Die russische Regierung kann jedoch die Einrichtung von VPNs im Ausland – wo auch immer auf der Welt – nicht verbieten. Die Anzahl der IP-Adressen im IPv6-Bereich ist gigantisch.

Es ist jedoch wahrscheinlich möglich, eine Technologie zu entwickeln, die die Kapazitäten der Telekommunikationsanbieter nutzt. Solche Akteure können ebenso wie Internetanbieter den Datenverkehr vom Nutzer bis zu einem bestimmten Knotenpunkt verfolgen. In diesem Fall dient der Knotenpunkt als Zwischenstation für den Zugriff auf Websites. Derzeit gibt es jedoch keine Technologie, mit der sich nachverfolgen lässt, was passiert, nachdem sich der Nutzer mit dem VPN verbunden hat.

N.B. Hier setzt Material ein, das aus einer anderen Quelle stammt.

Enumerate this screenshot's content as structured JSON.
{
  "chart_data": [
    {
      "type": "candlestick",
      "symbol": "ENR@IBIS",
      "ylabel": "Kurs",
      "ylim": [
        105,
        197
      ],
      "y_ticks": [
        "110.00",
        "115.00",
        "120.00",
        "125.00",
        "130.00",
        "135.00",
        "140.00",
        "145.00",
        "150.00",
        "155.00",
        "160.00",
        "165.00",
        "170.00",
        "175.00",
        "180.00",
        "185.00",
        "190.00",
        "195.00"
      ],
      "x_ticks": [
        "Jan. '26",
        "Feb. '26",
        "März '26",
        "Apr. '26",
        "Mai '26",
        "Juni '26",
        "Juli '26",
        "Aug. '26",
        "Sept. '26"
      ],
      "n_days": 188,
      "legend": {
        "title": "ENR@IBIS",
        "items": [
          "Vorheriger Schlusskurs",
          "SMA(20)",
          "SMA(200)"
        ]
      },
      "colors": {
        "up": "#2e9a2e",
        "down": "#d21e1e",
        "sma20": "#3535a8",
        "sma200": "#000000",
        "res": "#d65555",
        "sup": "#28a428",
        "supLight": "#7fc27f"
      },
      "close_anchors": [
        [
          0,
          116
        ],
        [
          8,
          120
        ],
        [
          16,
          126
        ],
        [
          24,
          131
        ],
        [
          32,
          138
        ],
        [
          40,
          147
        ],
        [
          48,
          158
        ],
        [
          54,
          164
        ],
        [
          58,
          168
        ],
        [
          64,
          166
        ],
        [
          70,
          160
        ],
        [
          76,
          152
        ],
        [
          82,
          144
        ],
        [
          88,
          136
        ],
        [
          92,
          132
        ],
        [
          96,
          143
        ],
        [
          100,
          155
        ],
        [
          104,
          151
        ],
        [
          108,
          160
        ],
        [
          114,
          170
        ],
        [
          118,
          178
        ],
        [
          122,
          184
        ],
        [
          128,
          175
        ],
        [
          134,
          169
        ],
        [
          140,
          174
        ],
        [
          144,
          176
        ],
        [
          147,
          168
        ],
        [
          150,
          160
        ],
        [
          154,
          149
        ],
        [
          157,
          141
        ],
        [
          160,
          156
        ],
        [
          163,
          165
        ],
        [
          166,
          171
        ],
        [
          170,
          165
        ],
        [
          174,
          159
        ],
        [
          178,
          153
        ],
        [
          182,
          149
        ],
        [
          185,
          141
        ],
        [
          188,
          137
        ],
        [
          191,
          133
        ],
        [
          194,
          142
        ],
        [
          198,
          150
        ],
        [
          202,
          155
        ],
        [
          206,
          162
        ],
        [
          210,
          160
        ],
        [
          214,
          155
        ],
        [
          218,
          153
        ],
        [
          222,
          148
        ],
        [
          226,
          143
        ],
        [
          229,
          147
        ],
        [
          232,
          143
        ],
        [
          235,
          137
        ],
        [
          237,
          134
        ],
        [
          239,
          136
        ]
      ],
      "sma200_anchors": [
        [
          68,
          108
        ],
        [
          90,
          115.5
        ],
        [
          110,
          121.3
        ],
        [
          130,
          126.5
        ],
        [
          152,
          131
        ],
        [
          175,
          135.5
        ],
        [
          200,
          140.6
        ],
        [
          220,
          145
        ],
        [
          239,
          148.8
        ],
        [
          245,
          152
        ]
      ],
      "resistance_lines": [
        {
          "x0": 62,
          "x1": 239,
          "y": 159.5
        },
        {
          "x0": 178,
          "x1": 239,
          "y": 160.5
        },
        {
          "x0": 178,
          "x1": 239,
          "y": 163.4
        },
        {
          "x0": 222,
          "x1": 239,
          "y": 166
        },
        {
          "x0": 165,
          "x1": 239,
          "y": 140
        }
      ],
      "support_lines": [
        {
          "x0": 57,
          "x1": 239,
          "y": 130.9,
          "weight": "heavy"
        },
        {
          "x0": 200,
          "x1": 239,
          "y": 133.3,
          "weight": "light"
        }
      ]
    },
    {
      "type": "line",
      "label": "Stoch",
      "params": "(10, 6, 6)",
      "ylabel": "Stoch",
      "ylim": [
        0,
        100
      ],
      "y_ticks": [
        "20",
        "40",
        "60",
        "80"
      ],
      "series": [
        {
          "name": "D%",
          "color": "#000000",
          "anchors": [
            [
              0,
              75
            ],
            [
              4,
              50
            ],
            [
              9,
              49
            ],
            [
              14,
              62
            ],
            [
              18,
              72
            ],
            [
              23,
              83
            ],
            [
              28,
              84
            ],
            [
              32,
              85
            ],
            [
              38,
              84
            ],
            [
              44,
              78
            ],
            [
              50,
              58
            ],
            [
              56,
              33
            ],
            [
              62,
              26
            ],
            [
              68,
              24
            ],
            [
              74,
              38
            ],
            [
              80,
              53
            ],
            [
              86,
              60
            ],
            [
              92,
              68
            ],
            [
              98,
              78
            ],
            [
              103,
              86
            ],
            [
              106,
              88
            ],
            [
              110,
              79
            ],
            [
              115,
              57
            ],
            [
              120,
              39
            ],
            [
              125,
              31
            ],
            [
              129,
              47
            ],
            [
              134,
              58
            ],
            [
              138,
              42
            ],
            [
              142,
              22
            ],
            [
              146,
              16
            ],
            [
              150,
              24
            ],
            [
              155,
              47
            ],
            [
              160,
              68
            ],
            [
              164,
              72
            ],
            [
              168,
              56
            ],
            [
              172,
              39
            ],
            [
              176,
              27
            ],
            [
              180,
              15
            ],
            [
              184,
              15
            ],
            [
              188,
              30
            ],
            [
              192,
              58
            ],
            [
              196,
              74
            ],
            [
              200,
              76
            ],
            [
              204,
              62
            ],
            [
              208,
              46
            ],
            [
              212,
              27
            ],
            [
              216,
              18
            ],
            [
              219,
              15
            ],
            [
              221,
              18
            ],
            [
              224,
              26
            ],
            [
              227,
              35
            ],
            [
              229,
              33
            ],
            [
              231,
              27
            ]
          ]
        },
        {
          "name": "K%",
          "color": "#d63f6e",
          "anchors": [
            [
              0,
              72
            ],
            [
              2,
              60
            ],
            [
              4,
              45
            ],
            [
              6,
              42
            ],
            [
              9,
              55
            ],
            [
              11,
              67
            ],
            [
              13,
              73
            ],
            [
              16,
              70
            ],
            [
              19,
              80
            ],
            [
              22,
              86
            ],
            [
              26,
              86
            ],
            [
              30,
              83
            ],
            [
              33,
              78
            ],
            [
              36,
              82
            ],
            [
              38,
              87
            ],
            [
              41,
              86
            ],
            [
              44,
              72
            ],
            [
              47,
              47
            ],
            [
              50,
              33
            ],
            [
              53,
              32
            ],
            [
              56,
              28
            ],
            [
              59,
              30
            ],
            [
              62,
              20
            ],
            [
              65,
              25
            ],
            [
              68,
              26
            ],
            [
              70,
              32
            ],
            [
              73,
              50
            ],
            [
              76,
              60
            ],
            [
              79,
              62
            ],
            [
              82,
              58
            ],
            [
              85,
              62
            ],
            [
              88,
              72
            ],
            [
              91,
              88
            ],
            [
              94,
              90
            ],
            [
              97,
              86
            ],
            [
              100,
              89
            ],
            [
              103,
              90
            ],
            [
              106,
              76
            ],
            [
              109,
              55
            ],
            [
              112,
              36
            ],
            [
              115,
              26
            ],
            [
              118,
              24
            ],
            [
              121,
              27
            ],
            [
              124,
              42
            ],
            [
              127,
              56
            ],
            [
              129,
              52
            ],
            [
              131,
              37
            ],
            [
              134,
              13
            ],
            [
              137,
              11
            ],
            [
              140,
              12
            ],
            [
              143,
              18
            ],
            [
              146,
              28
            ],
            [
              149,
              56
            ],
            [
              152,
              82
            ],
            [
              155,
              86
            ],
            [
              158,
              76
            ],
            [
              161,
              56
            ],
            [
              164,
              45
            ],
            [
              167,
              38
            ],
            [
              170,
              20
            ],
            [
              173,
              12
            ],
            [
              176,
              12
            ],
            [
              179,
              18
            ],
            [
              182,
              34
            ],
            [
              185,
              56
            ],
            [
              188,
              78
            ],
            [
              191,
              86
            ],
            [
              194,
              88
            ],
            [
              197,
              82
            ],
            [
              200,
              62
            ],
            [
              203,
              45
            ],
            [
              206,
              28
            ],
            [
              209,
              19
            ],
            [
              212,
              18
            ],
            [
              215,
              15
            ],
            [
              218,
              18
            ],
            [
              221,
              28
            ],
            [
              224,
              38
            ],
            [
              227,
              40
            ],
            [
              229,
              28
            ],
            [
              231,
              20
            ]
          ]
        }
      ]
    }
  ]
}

Seit einer Woche gibt es in der Hauptstadtregion Probleme mit der Telekommunikation. Auch Abgeordnete der Staatsduma haben dies bemerkt und sich über nicht funktionierendes WLAN, E-Mail-Ausfälle und die Unmöglichkeit, Anrufe zu tätigen, beschwert. Die Einschränkungen der Telekommunikation hätten jedoch keine Auswirkungen auf die Arbeit von Präsident Wladimir Putin und seiner Verwaltung gehabt, so sein Pressesprecher Dmitri Peskow.